Skeates perhaps should also be given credited for setting Aquaman -- as a character -- on the road he would later follow (also, in its way, borrowed from the Sub-Mariner). Prior to this, Aquaman had been a traditional, clean cut, DC Comics hero (with an occasional tendency toward a slightly hard-boiled, tough guy demeanor). But in these issues we see the emergence of a slightly more tarnished, feet-of-clay Aquaman. Not dramatically so, but we see the beginning of a more impulsive, hot-headed Aquaman, an Aquaman whose personal needs (his quest for Mera) causes him to neglect his responsibilities to his kingdom (thereby, in a sense, contributing to the crisis). An Aquaman who, in the story involving surface world mobsters, at one point thinks it doesn't concern him and considers just swimming away. He doesn't, but it does seem to signal a shift from perceiving Aquaman as a super hero whose purpose is to fight crime, to Aquaman as an undersea king to whom "crime fighting super hero" is more an imprecise label.
It is intriguing reading this arc. I had actually delved into it partly just out of curiosity as an early Aquaman epic. As mentioned, I was aware that the early issues had been okay, but nothing more. But overall I found it a somewhat ambitious saga. It does form a genuine story arc with a beginning and end.

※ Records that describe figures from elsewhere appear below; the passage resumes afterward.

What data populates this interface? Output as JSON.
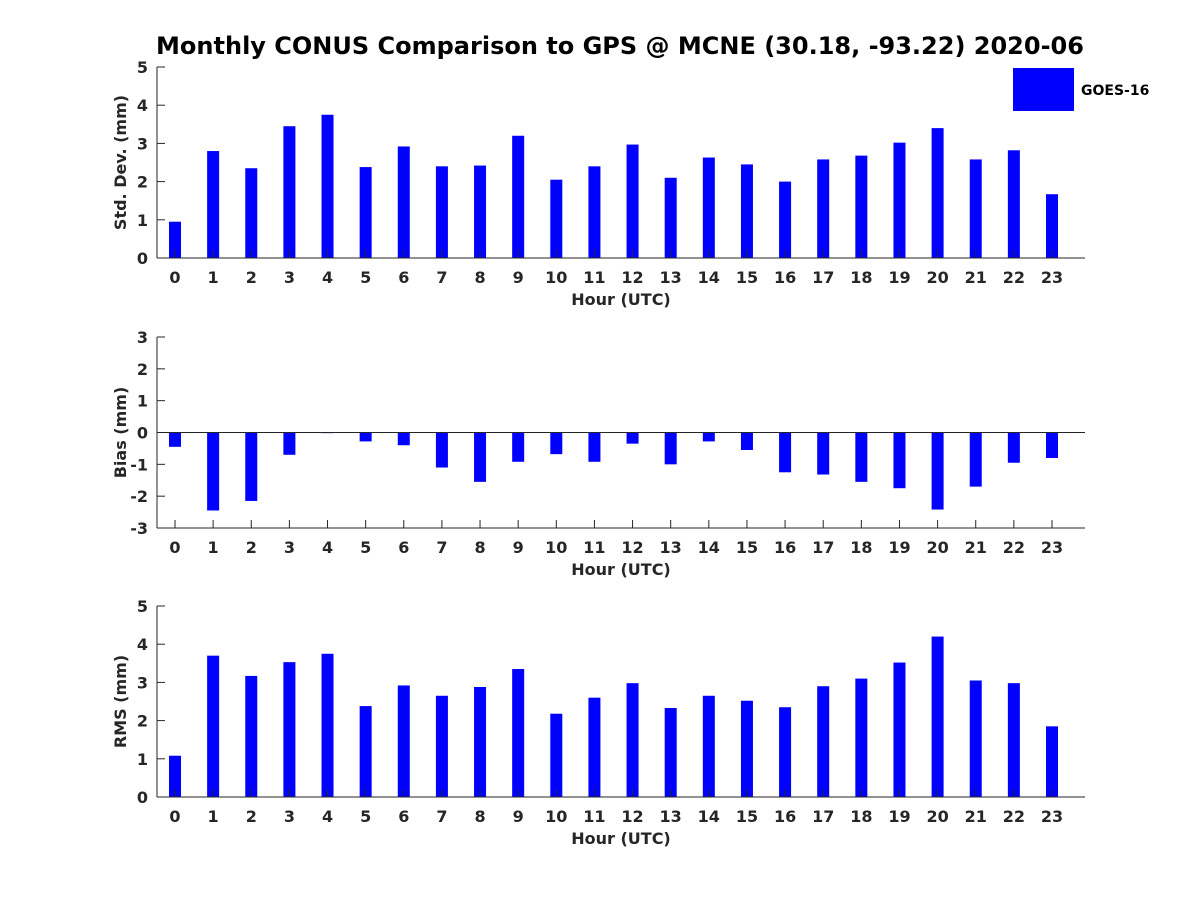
{
  "colors": {
    "bar": "#0000FF",
    "axis": "#262626"
  },
  "chart_data": {
    "title": "Monthly CONUS Comparison to GPS @ MCNE (30.18, -93.22) 2020-06",
    "legend": {
      "entries": [
        "GOES-16"
      ],
      "placement": "top-right"
    },
    "panels": [
      {
        "type": "bar",
        "ylabel": "Std. Dev. (mm)",
        "xlabel": "Hour (UTC)",
        "ylim": [
          0,
          5
        ],
        "yticks": [
          0,
          1,
          2,
          3,
          4,
          5
        ],
        "categories": [
          "0",
          "1",
          "2",
          "3",
          "4",
          "5",
          "6",
          "7",
          "8",
          "9",
          "10",
          "11",
          "12",
          "13",
          "14",
          "15",
          "16",
          "17",
          "18",
          "19",
          "20",
          "21",
          "22",
          "23"
        ],
        "series": [
          {
            "name": "GOES-16",
            "values": [
              0.95,
              2.8,
              2.35,
              3.45,
              3.75,
              2.38,
              2.92,
              2.4,
              2.42,
              3.2,
              2.05,
              2.4,
              2.97,
              2.1,
              2.63,
              2.45,
              2.0,
              2.58,
              2.68,
              3.02,
              3.4,
              2.58,
              2.82,
              1.67
            ]
          }
        ]
      },
      {
        "type": "bar",
        "ylabel": "Bias (mm)",
        "xlabel": "Hour (UTC)",
        "ylim": [
          -3,
          3
        ],
        "yticks": [
          -3,
          -2,
          -1,
          0,
          1,
          2,
          3
        ],
        "categories": [
          "0",
          "1",
          "2",
          "3",
          "4",
          "5",
          "6",
          "7",
          "8",
          "9",
          "10",
          "11",
          "12",
          "13",
          "14",
          "15",
          "16",
          "17",
          "18",
          "19",
          "20",
          "21",
          "22",
          "23"
        ],
        "series": [
          {
            "name": "GOES-16",
            "values": [
              -0.45,
              -2.45,
              -2.15,
              -0.7,
              -0.02,
              -0.28,
              -0.4,
              -1.1,
              -1.55,
              -0.92,
              -0.68,
              -0.92,
              -0.35,
              -1.0,
              -0.28,
              -0.55,
              -1.25,
              -1.32,
              -1.55,
              -1.75,
              -2.42,
              -1.7,
              -0.95,
              -0.8
            ]
          }
        ]
      },
      {
        "type": "bar",
        "ylabel": "RMS (mm)",
        "xlabel": "Hour (UTC)",
        "ylim": [
          0,
          5
        ],
        "yticks": [
          0,
          1,
          2,
          3,
          4,
          5
        ],
        "categories": [
          "0",
          "1",
          "2",
          "3",
          "4",
          "5",
          "6",
          "7",
          "8",
          "9",
          "10",
          "11",
          "12",
          "13",
          "14",
          "15",
          "16",
          "17",
          "18",
          "19",
          "20",
          "21",
          "22",
          "23"
        ],
        "series": [
          {
            "name": "GOES-16",
            "values": [
              1.08,
              3.7,
              3.17,
              3.53,
              3.75,
              2.38,
              2.92,
              2.65,
              2.88,
              3.35,
              2.18,
              2.6,
              2.98,
              2.33,
              2.65,
              2.52,
              2.35,
              2.9,
              3.1,
              3.52,
              4.2,
              3.05,
              2.98,
              1.85
            ]
          }
        ]
      }
    ]
  }
}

And though I'm not suggesting this is some unheralded high-water mark of sophisticated characterization, or mature plot development (the dialogue can still be reflective of its era, the individual plots not exactly Byzantine) it's definitely titling that way, with its increasingly multi-threaded storyline, its occasional aspects of deeper philosophical or socio-political themes, and slightly more naturalistic dialogue. (With even a possible ecological metaphor involving the Atlanteans having to adjust to some environmental shifts).
With its introduction both of the multi-issue quest theme and a slightly edgier, brasher Aquaman, it could be argued it's a seminal story for the later directions of the character and his adventures.
I almost wonder if DC editors had been intending to collect this at one point. The third Showcase presents Aquaman volume (collecting the chronological run of the character) ended reprinting issue #39 -- right before this arc, as if they intended it either for a Showcase vol. 4, or its own TPB. But as of the writing of this -- no such collections have been published.